Até o Prêmio Jabuti decidiu reforçar a distinção, criando em oposição à categoria “romance literário” (ou de criação) a sua variação comercial, o “romance de entretenimento”.

É de supor que essa categoria englobe os escritores que conseguem sobreviver de vendas, além de serem mais frequentemente empregados pelo audiovisual para a concepção de argumentos e roteiros, embora também já vislumbrem a beirada do penhasco.

Com a profissionalização do setor editorial nas últimas décadas, pela primeira vez na história os escritores puderam se especializar em serviços ligados à produção dos livros, como edição, tradução e tarefas relacionadas, copidesque e revisão de textos, ou encomendas de “ghostwriting” (em geral, consistindo em escrever anonimamente autobiografias de celebridades).

Outros reforços orçamentários, como o gerado pela negociação de direitos para adaptação pelo cinema e pela televisão, possibilidade que vinha se intensificando com a demanda do mercado audiovisual causada pela guerra do streaming, mais a renda vinda de cachês pagos pelo circuito de palestras e festivais, possibilitaram a alguns viver de literatura, ao menos por certo tempo.

Nas gerações passadas, os escritores se mantiveram com profissões alienígenas à cadeia do livro: eram médicos (Pedro Nava, Moacyr Scliar, Dyonélio Machado), diplomatas (João Cabral, Guimarães Rosa, para ficar em alguns), jornalistas (Lima Barreto, Carlos Heitor Cony, João Antônio) e um variado et cetera.

Sem dúvida, tal condição possibilitava independência aos escritores, além de certo diletantismo que podia ser benéfico por um lado e por outro alimentava a aura romântica da literatura.

A consolidação do mercado permitiu à atual geração, portanto, compreender o mérito do trabalho editorial e assumir as demais atividades correlatas —ou mesmo a dramaturgia para teatro, cinema e televisão— como maneiras de se fazer literatura, produzindo a literatura dos outros, e usando a tabela de preços de serviços a favor da sua própria criação.

Ao contrário de outros círculos artísticos, como a indústria musical ou as artes visuais, falar em dinheiro no meio literário sempre foi tabu.

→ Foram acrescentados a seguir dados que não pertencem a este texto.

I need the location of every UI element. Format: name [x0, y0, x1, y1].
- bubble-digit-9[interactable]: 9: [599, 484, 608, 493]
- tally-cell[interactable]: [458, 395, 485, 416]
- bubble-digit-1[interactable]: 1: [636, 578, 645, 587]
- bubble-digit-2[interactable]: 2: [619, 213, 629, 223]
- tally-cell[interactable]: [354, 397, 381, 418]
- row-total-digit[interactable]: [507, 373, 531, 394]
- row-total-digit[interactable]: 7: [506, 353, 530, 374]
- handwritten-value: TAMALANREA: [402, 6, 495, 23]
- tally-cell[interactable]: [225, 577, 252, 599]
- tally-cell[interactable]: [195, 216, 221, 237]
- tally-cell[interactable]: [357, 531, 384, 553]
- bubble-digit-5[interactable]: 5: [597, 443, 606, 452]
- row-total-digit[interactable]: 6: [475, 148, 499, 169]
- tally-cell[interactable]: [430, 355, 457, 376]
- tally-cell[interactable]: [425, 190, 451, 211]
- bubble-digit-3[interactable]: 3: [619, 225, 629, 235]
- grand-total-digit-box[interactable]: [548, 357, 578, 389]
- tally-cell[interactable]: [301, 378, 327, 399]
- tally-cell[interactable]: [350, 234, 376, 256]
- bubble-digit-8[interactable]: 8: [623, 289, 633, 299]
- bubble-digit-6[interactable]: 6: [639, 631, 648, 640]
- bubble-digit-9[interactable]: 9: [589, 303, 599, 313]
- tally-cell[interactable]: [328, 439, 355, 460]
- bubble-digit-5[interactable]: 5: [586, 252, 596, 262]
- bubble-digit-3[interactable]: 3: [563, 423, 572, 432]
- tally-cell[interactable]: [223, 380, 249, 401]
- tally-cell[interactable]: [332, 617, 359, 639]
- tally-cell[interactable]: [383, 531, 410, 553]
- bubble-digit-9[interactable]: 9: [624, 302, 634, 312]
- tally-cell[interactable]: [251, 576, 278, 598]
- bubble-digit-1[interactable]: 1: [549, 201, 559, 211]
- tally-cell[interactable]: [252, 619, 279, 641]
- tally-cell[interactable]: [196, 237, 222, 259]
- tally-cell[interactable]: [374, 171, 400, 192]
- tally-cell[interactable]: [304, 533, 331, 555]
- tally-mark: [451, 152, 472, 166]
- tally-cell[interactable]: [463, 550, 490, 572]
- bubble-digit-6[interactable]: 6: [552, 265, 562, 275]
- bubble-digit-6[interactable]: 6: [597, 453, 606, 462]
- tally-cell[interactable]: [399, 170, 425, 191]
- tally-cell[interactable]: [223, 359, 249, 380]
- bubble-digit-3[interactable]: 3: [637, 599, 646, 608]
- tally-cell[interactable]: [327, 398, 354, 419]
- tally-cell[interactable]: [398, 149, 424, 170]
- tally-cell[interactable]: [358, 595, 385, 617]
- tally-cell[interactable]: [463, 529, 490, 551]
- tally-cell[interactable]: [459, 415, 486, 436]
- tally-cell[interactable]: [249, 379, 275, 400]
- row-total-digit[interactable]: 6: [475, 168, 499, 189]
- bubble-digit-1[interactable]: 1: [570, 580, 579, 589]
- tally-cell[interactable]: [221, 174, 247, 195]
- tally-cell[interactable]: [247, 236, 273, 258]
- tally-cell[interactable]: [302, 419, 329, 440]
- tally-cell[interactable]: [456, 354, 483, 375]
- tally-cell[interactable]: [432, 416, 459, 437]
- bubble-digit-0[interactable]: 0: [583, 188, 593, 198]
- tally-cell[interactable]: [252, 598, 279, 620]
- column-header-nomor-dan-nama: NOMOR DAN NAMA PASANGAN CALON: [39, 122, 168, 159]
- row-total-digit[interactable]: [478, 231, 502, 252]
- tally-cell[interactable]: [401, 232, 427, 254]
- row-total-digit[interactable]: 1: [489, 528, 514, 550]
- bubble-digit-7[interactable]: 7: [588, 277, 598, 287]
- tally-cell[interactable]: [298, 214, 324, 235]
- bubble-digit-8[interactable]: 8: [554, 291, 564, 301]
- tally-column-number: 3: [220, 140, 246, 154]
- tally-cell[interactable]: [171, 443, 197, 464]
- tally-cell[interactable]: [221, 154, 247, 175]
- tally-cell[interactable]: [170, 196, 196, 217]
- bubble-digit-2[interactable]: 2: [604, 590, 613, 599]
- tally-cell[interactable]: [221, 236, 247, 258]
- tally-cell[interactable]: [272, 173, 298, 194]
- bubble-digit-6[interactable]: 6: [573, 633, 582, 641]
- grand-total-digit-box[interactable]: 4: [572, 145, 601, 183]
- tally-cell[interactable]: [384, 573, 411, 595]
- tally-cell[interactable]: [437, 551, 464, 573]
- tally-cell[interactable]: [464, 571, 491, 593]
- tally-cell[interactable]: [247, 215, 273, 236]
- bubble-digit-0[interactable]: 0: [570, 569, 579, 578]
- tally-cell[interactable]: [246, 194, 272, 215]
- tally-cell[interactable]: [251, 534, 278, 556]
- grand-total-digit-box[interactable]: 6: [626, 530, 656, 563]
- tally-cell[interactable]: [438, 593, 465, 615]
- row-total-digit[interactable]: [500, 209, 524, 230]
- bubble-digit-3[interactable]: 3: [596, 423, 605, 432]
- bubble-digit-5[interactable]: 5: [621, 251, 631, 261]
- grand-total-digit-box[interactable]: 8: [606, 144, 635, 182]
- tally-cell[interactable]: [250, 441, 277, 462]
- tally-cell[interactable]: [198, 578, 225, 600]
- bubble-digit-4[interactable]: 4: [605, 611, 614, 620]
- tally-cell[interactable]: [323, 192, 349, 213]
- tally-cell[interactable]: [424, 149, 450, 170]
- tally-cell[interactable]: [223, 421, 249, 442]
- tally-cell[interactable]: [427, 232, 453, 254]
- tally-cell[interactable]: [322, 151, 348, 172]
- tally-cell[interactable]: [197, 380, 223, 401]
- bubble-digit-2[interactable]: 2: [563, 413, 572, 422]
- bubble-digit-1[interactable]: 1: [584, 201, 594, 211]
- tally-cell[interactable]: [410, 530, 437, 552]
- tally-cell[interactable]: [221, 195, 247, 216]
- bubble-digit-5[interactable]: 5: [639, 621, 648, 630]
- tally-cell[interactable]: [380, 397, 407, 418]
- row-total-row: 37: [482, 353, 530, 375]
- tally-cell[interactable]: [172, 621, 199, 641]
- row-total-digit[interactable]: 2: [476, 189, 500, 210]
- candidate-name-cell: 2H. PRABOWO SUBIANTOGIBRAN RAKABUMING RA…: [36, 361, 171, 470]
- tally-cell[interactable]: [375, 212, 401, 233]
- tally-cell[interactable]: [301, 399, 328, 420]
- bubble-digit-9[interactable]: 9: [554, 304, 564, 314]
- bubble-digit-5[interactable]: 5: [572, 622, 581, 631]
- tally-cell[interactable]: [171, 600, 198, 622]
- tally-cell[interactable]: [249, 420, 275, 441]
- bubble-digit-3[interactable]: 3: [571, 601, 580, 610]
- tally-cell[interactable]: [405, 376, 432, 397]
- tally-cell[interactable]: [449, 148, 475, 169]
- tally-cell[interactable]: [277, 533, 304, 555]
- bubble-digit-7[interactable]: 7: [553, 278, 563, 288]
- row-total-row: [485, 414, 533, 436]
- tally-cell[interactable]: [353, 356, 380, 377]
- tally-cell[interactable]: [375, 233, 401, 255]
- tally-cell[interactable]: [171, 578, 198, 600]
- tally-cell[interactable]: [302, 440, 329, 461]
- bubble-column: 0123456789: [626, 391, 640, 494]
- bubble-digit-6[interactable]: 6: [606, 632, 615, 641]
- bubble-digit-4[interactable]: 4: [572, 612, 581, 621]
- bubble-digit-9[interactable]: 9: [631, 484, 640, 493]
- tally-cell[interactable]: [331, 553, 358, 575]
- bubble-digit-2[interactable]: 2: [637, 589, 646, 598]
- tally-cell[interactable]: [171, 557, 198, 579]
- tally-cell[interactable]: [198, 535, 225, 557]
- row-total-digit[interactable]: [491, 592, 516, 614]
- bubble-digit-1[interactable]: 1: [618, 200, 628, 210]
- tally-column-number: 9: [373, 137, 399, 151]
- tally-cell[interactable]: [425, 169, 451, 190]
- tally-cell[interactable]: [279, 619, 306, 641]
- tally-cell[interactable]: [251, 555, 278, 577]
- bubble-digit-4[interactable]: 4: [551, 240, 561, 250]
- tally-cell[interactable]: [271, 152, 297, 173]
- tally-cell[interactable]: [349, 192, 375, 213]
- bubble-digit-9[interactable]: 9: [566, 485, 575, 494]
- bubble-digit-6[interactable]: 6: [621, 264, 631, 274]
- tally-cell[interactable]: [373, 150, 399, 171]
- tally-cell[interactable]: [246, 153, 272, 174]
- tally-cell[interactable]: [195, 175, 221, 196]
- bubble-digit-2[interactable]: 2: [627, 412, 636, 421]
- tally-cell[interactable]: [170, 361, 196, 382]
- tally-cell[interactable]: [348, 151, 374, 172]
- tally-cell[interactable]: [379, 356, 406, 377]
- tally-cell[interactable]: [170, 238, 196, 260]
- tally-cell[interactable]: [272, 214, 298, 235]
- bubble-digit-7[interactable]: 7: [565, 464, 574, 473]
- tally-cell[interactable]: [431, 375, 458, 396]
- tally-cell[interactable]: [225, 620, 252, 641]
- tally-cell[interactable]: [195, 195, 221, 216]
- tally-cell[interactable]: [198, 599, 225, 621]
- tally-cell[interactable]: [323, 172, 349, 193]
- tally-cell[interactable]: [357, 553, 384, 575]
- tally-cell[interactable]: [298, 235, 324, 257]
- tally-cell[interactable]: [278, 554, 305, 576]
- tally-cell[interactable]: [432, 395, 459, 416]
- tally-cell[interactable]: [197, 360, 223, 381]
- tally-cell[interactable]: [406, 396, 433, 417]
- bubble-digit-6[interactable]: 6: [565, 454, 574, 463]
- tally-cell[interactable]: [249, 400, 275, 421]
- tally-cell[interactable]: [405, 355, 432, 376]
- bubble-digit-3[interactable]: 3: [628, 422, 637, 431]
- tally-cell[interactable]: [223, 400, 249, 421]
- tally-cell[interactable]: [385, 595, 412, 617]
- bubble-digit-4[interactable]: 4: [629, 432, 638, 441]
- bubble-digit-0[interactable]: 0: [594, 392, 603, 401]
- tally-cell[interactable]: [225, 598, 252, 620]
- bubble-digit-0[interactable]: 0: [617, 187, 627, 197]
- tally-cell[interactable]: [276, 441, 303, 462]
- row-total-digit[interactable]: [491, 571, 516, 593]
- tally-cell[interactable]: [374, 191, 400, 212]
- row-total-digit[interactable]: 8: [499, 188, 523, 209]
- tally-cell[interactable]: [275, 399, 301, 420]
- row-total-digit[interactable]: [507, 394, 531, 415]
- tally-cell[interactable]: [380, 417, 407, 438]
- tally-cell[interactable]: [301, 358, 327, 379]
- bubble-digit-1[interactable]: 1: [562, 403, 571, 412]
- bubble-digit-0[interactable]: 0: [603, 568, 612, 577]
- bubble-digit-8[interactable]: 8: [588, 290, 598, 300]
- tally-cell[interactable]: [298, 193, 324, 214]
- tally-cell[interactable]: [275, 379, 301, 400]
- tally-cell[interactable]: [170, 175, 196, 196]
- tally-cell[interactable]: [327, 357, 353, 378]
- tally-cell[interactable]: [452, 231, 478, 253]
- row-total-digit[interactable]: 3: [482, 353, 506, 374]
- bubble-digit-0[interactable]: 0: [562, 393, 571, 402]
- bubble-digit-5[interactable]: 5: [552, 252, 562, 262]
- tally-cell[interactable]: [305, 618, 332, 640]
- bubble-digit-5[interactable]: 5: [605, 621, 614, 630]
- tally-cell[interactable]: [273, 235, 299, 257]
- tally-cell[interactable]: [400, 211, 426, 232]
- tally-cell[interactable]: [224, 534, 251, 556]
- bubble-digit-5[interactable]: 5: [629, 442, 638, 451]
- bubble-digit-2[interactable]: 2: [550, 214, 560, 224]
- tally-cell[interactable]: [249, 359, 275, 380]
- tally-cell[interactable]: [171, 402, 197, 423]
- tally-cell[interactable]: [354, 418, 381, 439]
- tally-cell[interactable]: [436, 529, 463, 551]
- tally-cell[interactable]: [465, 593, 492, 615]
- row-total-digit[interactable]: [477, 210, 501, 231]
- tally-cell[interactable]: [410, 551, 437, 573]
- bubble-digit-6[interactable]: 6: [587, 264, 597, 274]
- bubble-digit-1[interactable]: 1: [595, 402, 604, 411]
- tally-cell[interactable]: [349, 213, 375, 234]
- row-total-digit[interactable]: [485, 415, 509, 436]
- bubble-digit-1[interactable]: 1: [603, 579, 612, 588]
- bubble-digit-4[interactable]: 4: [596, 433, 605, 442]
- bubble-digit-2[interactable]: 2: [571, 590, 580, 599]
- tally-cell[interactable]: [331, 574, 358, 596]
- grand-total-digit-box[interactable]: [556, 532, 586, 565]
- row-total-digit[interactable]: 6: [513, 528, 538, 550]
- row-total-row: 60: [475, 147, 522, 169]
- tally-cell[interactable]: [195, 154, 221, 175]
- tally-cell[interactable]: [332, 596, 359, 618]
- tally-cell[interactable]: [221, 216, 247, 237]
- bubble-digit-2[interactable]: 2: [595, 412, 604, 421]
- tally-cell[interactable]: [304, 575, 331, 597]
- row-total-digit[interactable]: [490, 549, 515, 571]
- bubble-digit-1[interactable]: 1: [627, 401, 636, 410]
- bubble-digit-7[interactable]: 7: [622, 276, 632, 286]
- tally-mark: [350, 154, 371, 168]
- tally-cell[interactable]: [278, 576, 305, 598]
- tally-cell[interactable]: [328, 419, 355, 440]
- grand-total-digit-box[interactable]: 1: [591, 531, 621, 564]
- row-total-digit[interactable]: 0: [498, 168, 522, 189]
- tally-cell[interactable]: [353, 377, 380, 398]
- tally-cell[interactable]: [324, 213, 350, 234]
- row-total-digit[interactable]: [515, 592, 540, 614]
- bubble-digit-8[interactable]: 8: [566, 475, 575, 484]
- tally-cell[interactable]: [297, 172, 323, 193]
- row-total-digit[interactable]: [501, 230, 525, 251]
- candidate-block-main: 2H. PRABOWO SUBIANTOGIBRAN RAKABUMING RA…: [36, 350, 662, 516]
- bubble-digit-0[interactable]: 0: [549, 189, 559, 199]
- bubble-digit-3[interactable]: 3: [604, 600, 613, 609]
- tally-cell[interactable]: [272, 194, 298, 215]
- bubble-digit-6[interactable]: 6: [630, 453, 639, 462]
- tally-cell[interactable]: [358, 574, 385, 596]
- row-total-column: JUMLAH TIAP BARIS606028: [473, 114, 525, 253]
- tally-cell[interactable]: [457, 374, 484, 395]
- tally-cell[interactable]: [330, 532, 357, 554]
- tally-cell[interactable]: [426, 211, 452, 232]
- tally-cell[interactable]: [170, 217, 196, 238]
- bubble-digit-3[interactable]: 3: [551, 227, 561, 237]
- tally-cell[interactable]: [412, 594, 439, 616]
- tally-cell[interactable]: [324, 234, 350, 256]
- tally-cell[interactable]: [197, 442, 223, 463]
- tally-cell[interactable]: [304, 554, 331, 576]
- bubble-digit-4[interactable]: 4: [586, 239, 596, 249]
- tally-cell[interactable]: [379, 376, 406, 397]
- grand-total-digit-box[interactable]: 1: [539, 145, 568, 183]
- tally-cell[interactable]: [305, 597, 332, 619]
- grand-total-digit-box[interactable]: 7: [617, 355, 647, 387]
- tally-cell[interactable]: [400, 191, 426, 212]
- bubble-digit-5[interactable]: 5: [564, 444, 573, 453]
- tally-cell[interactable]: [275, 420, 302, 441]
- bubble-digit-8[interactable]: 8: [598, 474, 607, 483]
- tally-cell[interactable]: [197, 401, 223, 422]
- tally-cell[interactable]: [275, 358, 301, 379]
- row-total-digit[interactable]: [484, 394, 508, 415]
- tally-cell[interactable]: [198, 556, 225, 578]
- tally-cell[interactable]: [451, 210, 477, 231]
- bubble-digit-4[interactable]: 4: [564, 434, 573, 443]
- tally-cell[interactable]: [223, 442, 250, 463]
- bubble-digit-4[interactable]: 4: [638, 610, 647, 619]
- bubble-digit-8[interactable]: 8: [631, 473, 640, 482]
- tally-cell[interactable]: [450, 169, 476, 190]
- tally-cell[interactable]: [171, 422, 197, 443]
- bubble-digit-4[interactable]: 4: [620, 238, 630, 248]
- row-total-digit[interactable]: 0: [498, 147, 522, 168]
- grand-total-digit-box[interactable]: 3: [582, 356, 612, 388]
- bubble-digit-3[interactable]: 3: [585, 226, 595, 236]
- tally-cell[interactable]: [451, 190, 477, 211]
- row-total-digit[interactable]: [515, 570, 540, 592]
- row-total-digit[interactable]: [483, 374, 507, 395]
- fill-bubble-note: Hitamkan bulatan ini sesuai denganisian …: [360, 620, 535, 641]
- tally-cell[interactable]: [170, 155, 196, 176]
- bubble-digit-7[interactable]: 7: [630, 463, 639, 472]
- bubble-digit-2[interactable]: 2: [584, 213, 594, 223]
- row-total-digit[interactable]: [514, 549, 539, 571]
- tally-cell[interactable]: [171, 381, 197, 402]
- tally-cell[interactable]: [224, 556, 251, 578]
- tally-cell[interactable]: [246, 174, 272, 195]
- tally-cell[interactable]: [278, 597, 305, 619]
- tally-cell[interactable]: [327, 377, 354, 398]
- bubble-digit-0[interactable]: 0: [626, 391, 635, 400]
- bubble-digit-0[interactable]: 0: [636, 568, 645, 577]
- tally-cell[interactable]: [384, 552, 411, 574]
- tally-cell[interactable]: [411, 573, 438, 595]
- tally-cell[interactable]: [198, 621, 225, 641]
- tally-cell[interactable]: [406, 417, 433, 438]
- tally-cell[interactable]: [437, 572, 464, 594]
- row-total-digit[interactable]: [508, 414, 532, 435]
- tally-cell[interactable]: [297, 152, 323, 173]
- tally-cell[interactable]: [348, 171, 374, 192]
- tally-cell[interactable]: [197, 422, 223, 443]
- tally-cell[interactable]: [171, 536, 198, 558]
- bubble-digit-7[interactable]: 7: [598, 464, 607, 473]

A profissionalização editorial, o aquecimento da indústria audiovisual, a eletrificação do circuito de festivais e palestras (no qual o Sesc teve importância inestimável) mudaram isso.

Habituados a explorar em seu trabalho noções tão vagas como a beleza, o amor e a liberdade, os escritores enfim puderam falar de algo em tese concreto, como o dinheiro. Foi por pouco tempo.

Antes da pandemia, a recessão já se encarregara de minar o circuito de festivais. O mercado de livros sofria grave retração comercial, ao mesmo tempo que assistia ao florescimento do cenário independente. Sob ataque governamental e ameaça do desmonte da Ancine (Agência Nacional do Cinema), o audiovisual agora está nas cordas.

Com tudo isso, o escritor é, involuntariamente, devolvido à sua condição de indivíduo inadimplente. O lado feliz da situação é que o ato da escrita, por não consumir nada além de imaginação, papel e lápis (risos), é anticapitalista por natureza.

Agora nos alimentaremos das letras, se não as de câmbio, ao menos as de nosso nome.


Joca Reiners Terron é escritor, autor, entre outros, dos romances ‘A Morte e o Meteoro’ (Todavia) e ‘Do Fundo do Poço Se Vê a Lua’ (Companhia das Letras), pelo qual venceu o prêmio Machado de Assis da Biblioteca Nacional.